Woodblock printing is an art form of East Asia where it has been used since at least 220 AD to print text and images. There are many beautiful woodblock prints from Japan – most notably from the great Japanese artist Hokusai whose famous “Great Wave off Kanagawa” is one of the best-known works of art in the world:
You can see from this picture that the artists and craftsmen stretched this medium to the max in order to produce great detail and wonderful flowing curves in their designs.
The process uses a block of suitably fine-grained wood on which the parts that are to remain unprinted are cut back to give a relief matrix the flat face of which is then inked and brought into firm contact with the paper.
No press is required. Inking is done using a rubber roller called a “brayer”.
For multicolor prints a block is needed for each color, and these blocks have to be kept in register so there are no sloppy overlaps or gaps in the print. This is done by keying the paper to a frame built around the blocks. All design work and the creation of the blocks has to be carried out in reverse.
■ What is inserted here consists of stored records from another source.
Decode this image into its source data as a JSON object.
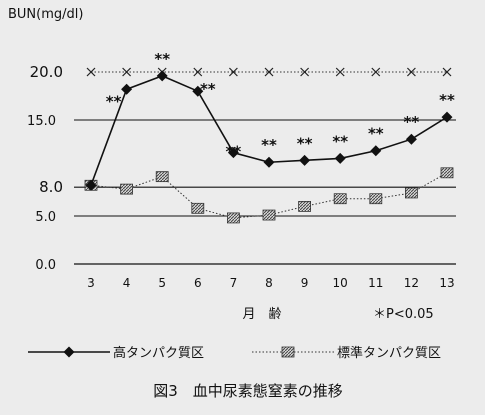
{
  "chart_data": {
    "type": "line",
    "title": "",
    "ylabel": "BUN(mg/dl)",
    "xlabel": "月　齢",
    "ylim": [
      0,
      21.5
    ],
    "yticks": [
      "0.0",
      "5.0",
      "8.0",
      "15.0",
      "20.0"
    ],
    "reference_lines": [
      5.0,
      8.0,
      15.0
    ],
    "x": [
      3,
      4,
      5,
      6,
      7,
      8,
      9,
      10,
      11,
      12,
      13
    ],
    "series": [
      {
        "name": "高タンパク質区",
        "marker": "diamond",
        "line": "solid",
        "values": [
          8.2,
          18.2,
          19.6,
          18.0,
          11.6,
          10.6,
          10.8,
          11.0,
          11.8,
          13.0,
          15.3
        ]
      },
      {
        "name": "標準タンパク質区",
        "marker": "square",
        "line": "dotted",
        "values": [
          8.2,
          7.8,
          9.1,
          5.8,
          4.8,
          5.1,
          6.0,
          6.8,
          6.8,
          7.4,
          9.5
        ]
      }
    ],
    "upper_marker_line": {
      "marker": "x",
      "value": 20.0
    },
    "significance_label": "**",
    "significant_x": [
      4,
      5,
      6,
      7,
      8,
      9,
      10,
      11,
      12,
      13
    ],
    "significance_note": "＊P<0.05",
    "legend_position": "bottom",
    "caption": "図3　血中尿素態窒素の推移"
  }
}
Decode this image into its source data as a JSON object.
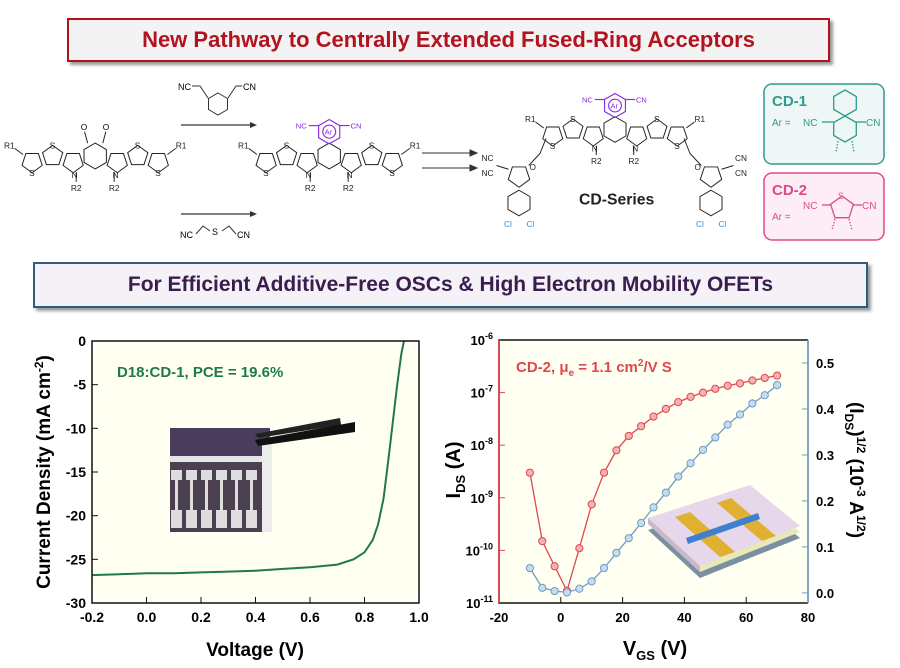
{
  "header": {
    "title": "New Pathway to Centrally Extended Fused-Ring Acceptors",
    "subtitle": "For Efficient Additive-Free OSCs & High Electron Mobility OFETs"
  },
  "scheme": {
    "atoms": {
      "nc": "NC",
      "cn": "CN",
      "s": "S",
      "n": "N",
      "o": "O",
      "cl": "Cl",
      "ar": "Ar",
      "r1": "R1",
      "r2": "R2"
    },
    "product_label": "CD-Series",
    "cd1": {
      "name": "CD-1",
      "ar_eq": "Ar =",
      "nc": "NC",
      "cn": "CN"
    },
    "cd2": {
      "name": "CD-2",
      "ar_eq": "Ar =",
      "nc": "NC",
      "cn": "CN",
      "s": "S"
    },
    "colors": {
      "ar": "#8a2be2",
      "cl": "#2a8fd8",
      "cd1": "#2f9a8f",
      "cd2": "#e0488c"
    }
  },
  "chart_data": [
    {
      "type": "line",
      "title": "",
      "annotation": "D18:CD-1, PCE = 19.6%",
      "xlabel": "Voltage (V)",
      "ylabel": "Current Density (mA cm-2)",
      "ylabel_main": "Current Density (mA cm",
      "ylabel_sup": "-2",
      "ylabel_end": ")",
      "xlim": [
        -0.2,
        1.0
      ],
      "ylim": [
        -30,
        0
      ],
      "xticks": [
        "-0.2",
        "0.0",
        "0.2",
        "0.4",
        "0.6",
        "0.8",
        "1.0"
      ],
      "yticks": [
        "0",
        "-5",
        "-10",
        "-15",
        "-20",
        "-25",
        "-30"
      ],
      "color": "#1f7a4a",
      "series": [
        {
          "name": "D18:CD-1",
          "x": [
            -0.2,
            -0.1,
            0.0,
            0.1,
            0.2,
            0.3,
            0.4,
            0.5,
            0.6,
            0.7,
            0.76,
            0.8,
            0.83,
            0.85,
            0.87,
            0.89,
            0.905,
            0.92,
            0.935,
            0.945
          ],
          "y": [
            -26.8,
            -26.7,
            -26.6,
            -26.6,
            -26.5,
            -26.4,
            -26.3,
            -26.1,
            -25.9,
            -25.6,
            -25.0,
            -24.2,
            -22.8,
            -21.0,
            -18.0,
            -13.0,
            -9.0,
            -5.0,
            -1.5,
            0
          ]
        }
      ]
    },
    {
      "type": "line",
      "annotation_main": "CD-2, μ",
      "annotation_sub": "e",
      "annotation_mid": " = 1.1 cm",
      "annotation_sup": "2",
      "annotation_end": "/V S",
      "xlabel_main": "V",
      "xlabel_sub": "GS",
      "xlabel_end": " (V)",
      "ylabel_main": "I",
      "ylabel_sub": "DS",
      "ylabel_end": " (A)",
      "y2label_a": "(I",
      "y2label_sub": "DS",
      "y2label_b": ")",
      "y2label_sup": "1/2",
      "y2label_c": "  (10",
      "y2label_sup2": "-3",
      "y2label_d": " A",
      "y2label_sup3": "1/2",
      "y2label_e": ")",
      "xlim": [
        -20,
        80
      ],
      "ylim_log": [
        -11,
        -6
      ],
      "y2lim": [
        -0.022,
        0.55
      ],
      "xticks": [
        "-20",
        "0",
        "20",
        "40",
        "60",
        "80"
      ],
      "yticks_exp": [
        "-6",
        "-7",
        "-8",
        "-9",
        "-10",
        "-11"
      ],
      "ytick_base": "10",
      "y2ticks": [
        "0.5",
        "0.4",
        "0.3",
        "0.2",
        "0.1",
        "0.0"
      ],
      "series": [
        {
          "name": "IDS (log)",
          "axis": "left",
          "color": "#e0474c",
          "x": [
            -10,
            -6,
            -2,
            2,
            6,
            10,
            14,
            18,
            22,
            26,
            30,
            34,
            38,
            42,
            46,
            50,
            54,
            58,
            62,
            66,
            70
          ],
          "y": [
            3e-09,
            1.5e-10,
            5e-11,
            1.7e-11,
            1.1e-10,
            7.5e-10,
            3e-09,
            8e-09,
            1.5e-08,
            2.3e-08,
            3.5e-08,
            4.9e-08,
            6.6e-08,
            8.3e-08,
            1e-07,
            1.18e-07,
            1.35e-07,
            1.5e-07,
            1.7e-07,
            1.9e-07,
            2.1e-07
          ]
        },
        {
          "name": "(IDS)^1/2",
          "axis": "right",
          "color": "#6f9cc4",
          "x": [
            -10,
            -6,
            -2,
            2,
            6,
            10,
            14,
            18,
            22,
            26,
            30,
            34,
            38,
            42,
            46,
            50,
            54,
            58,
            62,
            66,
            70
          ],
          "y": [
            0.054,
            0.011,
            0.004,
            0.001,
            0.009,
            0.025,
            0.054,
            0.087,
            0.119,
            0.152,
            0.186,
            0.218,
            0.253,
            0.282,
            0.311,
            0.338,
            0.366,
            0.388,
            0.412,
            0.43,
            0.452
          ]
        }
      ]
    }
  ]
}
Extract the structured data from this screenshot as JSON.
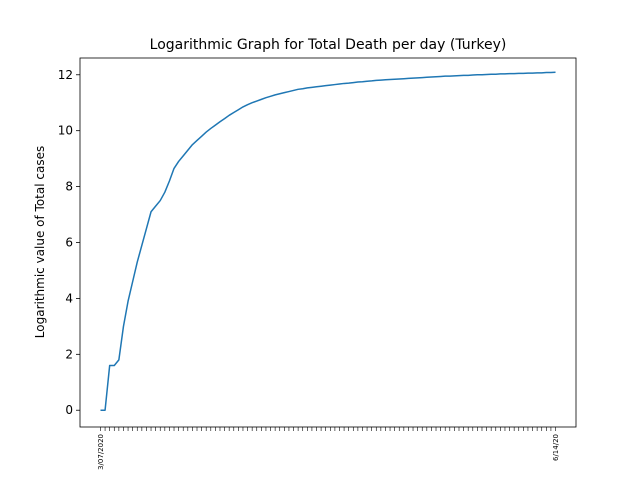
{
  "chart_data": {
    "type": "line",
    "title": "Logarithmic Graph for Total Death per day (Turkey)",
    "xlabel": "",
    "ylabel": "Logarithmic value of Total cases",
    "ylim": [
      -0.6,
      12.6
    ],
    "yticks": [
      0,
      2,
      4,
      6,
      8,
      10,
      12
    ],
    "grid": false,
    "legend": "none",
    "line_color": "#1f77b4",
    "x_first_label": "3/07/2020",
    "x_last_label": "6/14/20",
    "series": [
      {
        "x": [
          1,
          2,
          3,
          4,
          5,
          6,
          7,
          8,
          9,
          10,
          11,
          12,
          13,
          14,
          15,
          16,
          17,
          18,
          19,
          20,
          21,
          22,
          23,
          24,
          25,
          26,
          27,
          28,
          29,
          30,
          31,
          32,
          33,
          34,
          35,
          36,
          37,
          38,
          39,
          40,
          41,
          42,
          43,
          44,
          45,
          46,
          47,
          48,
          49,
          50,
          51,
          52,
          53,
          54,
          55,
          56,
          57,
          58,
          59,
          60,
          61,
          62,
          63,
          64,
          65,
          66,
          67,
          68,
          69,
          70,
          71,
          72,
          73,
          74,
          75,
          76,
          77,
          78,
          79,
          80,
          81,
          82,
          83,
          84,
          85,
          86,
          87,
          88,
          89,
          90,
          91,
          92,
          93,
          94,
          95,
          96,
          97,
          98,
          99,
          100
        ],
        "values": [
          0,
          0,
          1.6,
          1.6,
          1.8,
          3.0,
          3.9,
          4.6,
          5.3,
          5.9,
          6.5,
          7.1,
          7.3,
          7.5,
          7.8,
          8.2,
          8.65,
          8.9,
          9.1,
          9.3,
          9.5,
          9.65,
          9.8,
          9.95,
          10.08,
          10.2,
          10.32,
          10.43,
          10.55,
          10.65,
          10.75,
          10.85,
          10.93,
          11.0,
          11.06,
          11.12,
          11.18,
          11.23,
          11.28,
          11.32,
          11.36,
          11.4,
          11.44,
          11.48,
          11.5,
          11.53,
          11.55,
          11.57,
          11.59,
          11.61,
          11.63,
          11.65,
          11.67,
          11.69,
          11.7,
          11.72,
          11.74,
          11.75,
          11.77,
          11.78,
          11.8,
          11.81,
          11.82,
          11.83,
          11.84,
          11.85,
          11.86,
          11.87,
          11.88,
          11.89,
          11.9,
          11.91,
          11.92,
          11.93,
          11.94,
          11.95,
          11.95,
          11.96,
          11.97,
          11.98,
          11.98,
          11.99,
          12.0,
          12.0,
          12.01,
          12.02,
          12.02,
          12.03,
          12.03,
          12.04,
          12.04,
          12.05,
          12.05,
          12.06,
          12.06,
          12.07,
          12.07,
          12.08,
          12.08,
          12.09
        ]
      }
    ]
  }
}
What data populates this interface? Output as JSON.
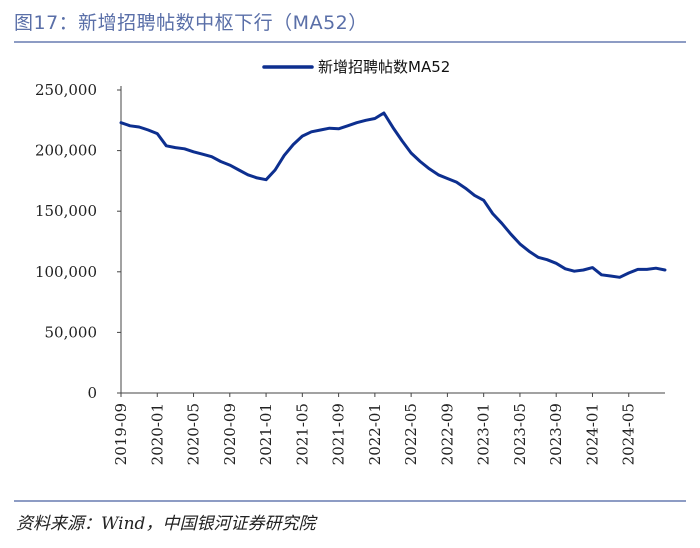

*Woodcut* is the name given to a similar form of printing developed in Europe and used extensively for illustrating books and manuscripts before the advent of photographic techniques. Albrecht Durer for example designed many famous woodcuts for use as book illustrations. Here is his extremely detailed “Four Horsemen of the Apocalypse”.
In both East Asia and Europe, it was common for the artist to design a work and then hand it over to specialist carvers to create the blocks. While skilful carvers produced some wonderful detail in these prints, the technique also lent itself to a certain stylish simplification which can be seen at its best in many Japanese woodblock works.